Facing off against a perennial league playoff threat for the fourth time in five weeks against former conference foe Blackhawk, Indiana gave way to a 42-point first-half barrage that culminated in a 42-14 defeat. The second half featured a running clock for the sixth time in 2019, courtesy of the 35-point mercy rule, though just the second time at Andy Kuzneski Field.

So at least Indiana had homecoming to celebrate, even if it won’t result in a rise in numbers, a clean bill of health or a level playing field.

“This is tough on everybody, being in the situation that we’re in,” Indiana second-year coach Brandon Overdorff said. “We’re just outmanned. They’re faster, bigger, stronger than us right now. They’re a really good program, Blackhawk. They’ve done the right things in the weight room in the offseason and they have a lot of God-given talent, and we’re struggling to find that right now.

“We have a lot of guys on the sideline that could help us that aren’t playing because of injuries. We’re just in a tough situation and we’re trying to build a program, basically, that is really down. I’m not going to lie. You have to build some confidence, and that’s tough to do when you’re in this situation, so I feel bad for the kids.
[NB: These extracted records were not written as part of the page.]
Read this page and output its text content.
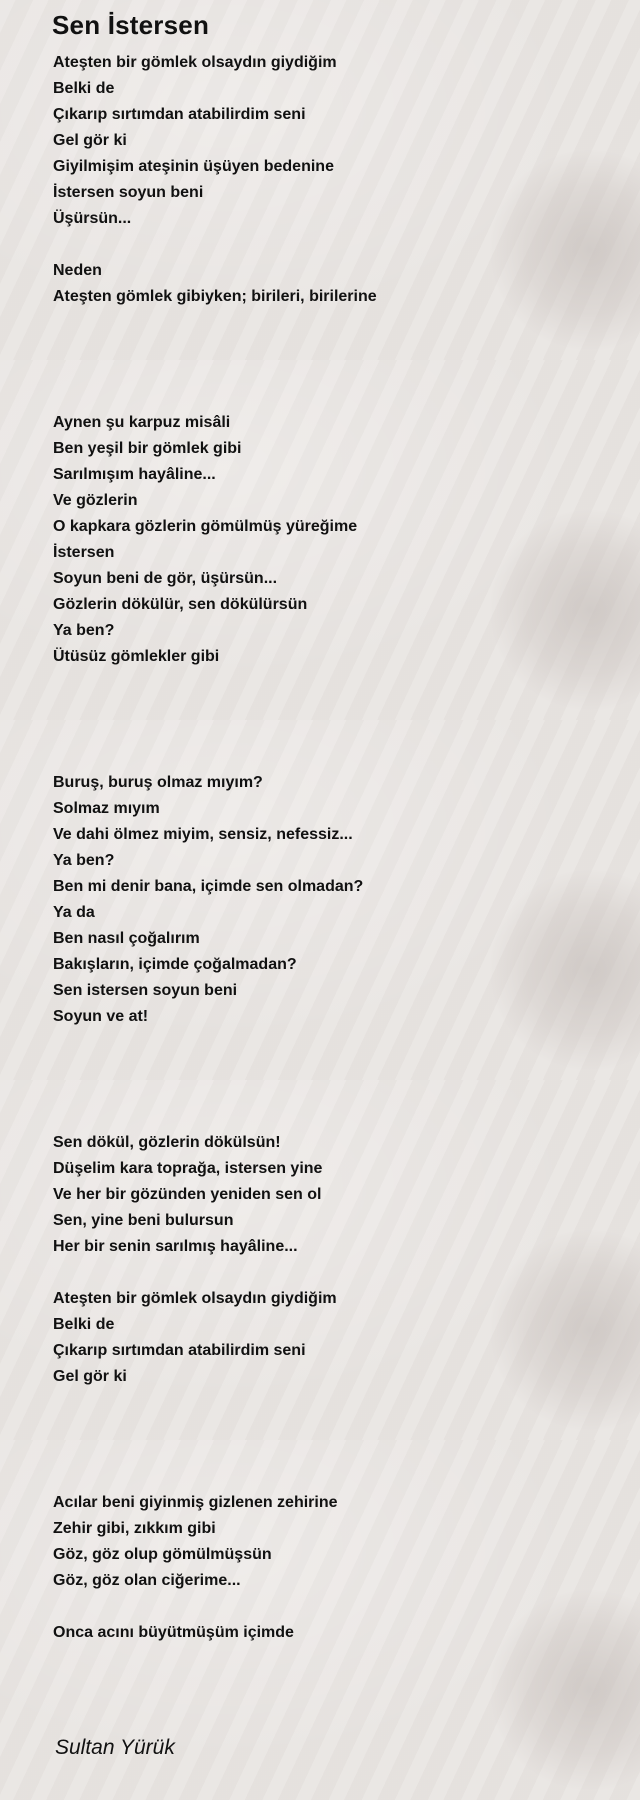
Sen İstersen
Ateşten bir gömlek olsaydın giydiğim
Belki de
Çıkarıp sırtımdan atabilirdim seni
Gel gör ki
Giyilmişim ateşinin üşüyen bedenine
İstersen soyun beni
Üşürsün...
Neden
Ateşten gömlek gibiyken; birileri, birilerine
Aynen şu karpuz misâli
Ben yeşil bir gömlek gibi
Sarılmışım hayâline...
Ve gözlerin
O kapkara gözlerin gömülmüş yüreğime
İstersen
Soyun beni de gör, üşürsün...
Gözlerin dökülür, sen dökülürsün
Ya ben?
Ütüsüz gömlekler gibi
Buruş, buruş olmaz mıyım?
Solmaz mıyım
Ve dahi ölmez miyim, sensiz, nefessiz...
Ya ben?
Ben mi denir bana, içimde sen olmadan?
Ya da
Ben nasıl çoğalırım
Bakışların, içimde çoğalmadan?
Sen istersen soyun beni
Soyun ve at!
Sen dökül, gözlerin dökülsün!
Düşelim kara toprağa, istersen yine
Ve her bir gözünden yeniden sen ol
Sen, yine beni bulursun
Her bir senin sarılmış hayâline...
Ateşten bir gömlek olsaydın giydiğim
Belki de
Çıkarıp sırtımdan atabilirdim seni
Gel gör ki
Acılar beni giyinmiş gizlenen zehirine
Zehir gibi, zıkkım gibi
Göz, göz olup gömülmüşsün
Göz, göz olan ciğerime...
Onca acını büyütmüşüm içimde
Sultan Yürük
They’re just a little outmatched right now.”

Indiana (1-7, 1-4 conference) will have its last best chance to build momentum ahead of next season when the Indians play host to Laurel Highlands (1-7, 1-4) in their home finale next Friday.

The Mustangs are the only team in the two-league Class 4A that allows more points than the Indians, at 47.1 per game to 43.6.

Each team’s lone victory came against winless Ringgold, although Indiana will look to recapture a spark against the Mustangs after nearly sneaking into the postseason with a 41-7 victory over Laurel Highlands last October.

The Indians will conclude their season on Oct. 25 with a trip to Greensburg Salem (4-4, 4-1), which denied Indiana a playoff berth in 2019 regular-season finale in what was essentially a play-in game for the fourth and final spot out of the conference.

But steady improvement will remain priority No. 1 for a team forced to start multiple underclassmen due to injuries, including sophomore quarterback Fox Van Leer and running backs Zach Herrington and Josiah Johnson.

With leading rusher Devin Flint, a sophomore, now sidelined, senior Justin Raible returned to full-time duty at fullback after battling injury for most of the season.

“We want to finish strong,” Overdoff said. “I mean, we’re basically a (junior varsity) team. Let’s be honest. There’s not very many seniors other than Justin. Guys were banged up.

“Maybe we can get in a competitive football game and have a chance. You never know. We go into every game thinking we can win, so we want to compete. We just have to get better.”

Raible, who had six tackles from his inside linebacker position, was chosen as the Scott Zellem MVP Award winner, an honor given at every homecoming game.

Blackhawk (5-3) beat the Indians in all three phases to build a 42-0 halftime lead. The Cougars threw for a pair of touchdowns, rushed for two touchdowns, returned an interception 20 yards for a score and returned a punt 40 yards to the end zone.

Compounding Indiana’s record pace for giveaways, the Indians lost two of their five fumbles Friday, increasing their total to 19 lost fumbles through eight games.

Indiana appeared to break from the locker room for one of its best plays of the season when senior Ryan Putt raced down the left sideline for a would-be 85-yard touchdown on the second-half kickoff. But a holding penalty on the play negated the score, and Indiana punted four plays later.

“It was a great play by Ryan,” Overdorff said. “It kind of sparked us and it was nice to see that coming out of halftime. It was big for him, but unfortunate. It seems like every time we do something positive this year— which is few and far between — we get a flag. It’s just one of those years.

“So you just have to try to stay positive, but at the same time, you have to try to challenge them a little bit to step their game up. I wasn’t happy with our effort in the first half. We’re still just kind of timid on offense and making too many mistakes. We just have to cut it loose at some point and man up and play with some confidence, and it’s tough to do that coming off the murderer’s row schedule that we’ve had.”

Indiana avoided its second straight shutout and fourth overall on the next possession when Herrington rushed for a 5-yard touchdown. Van Leer added a 1-yard touchdown to forge the final score.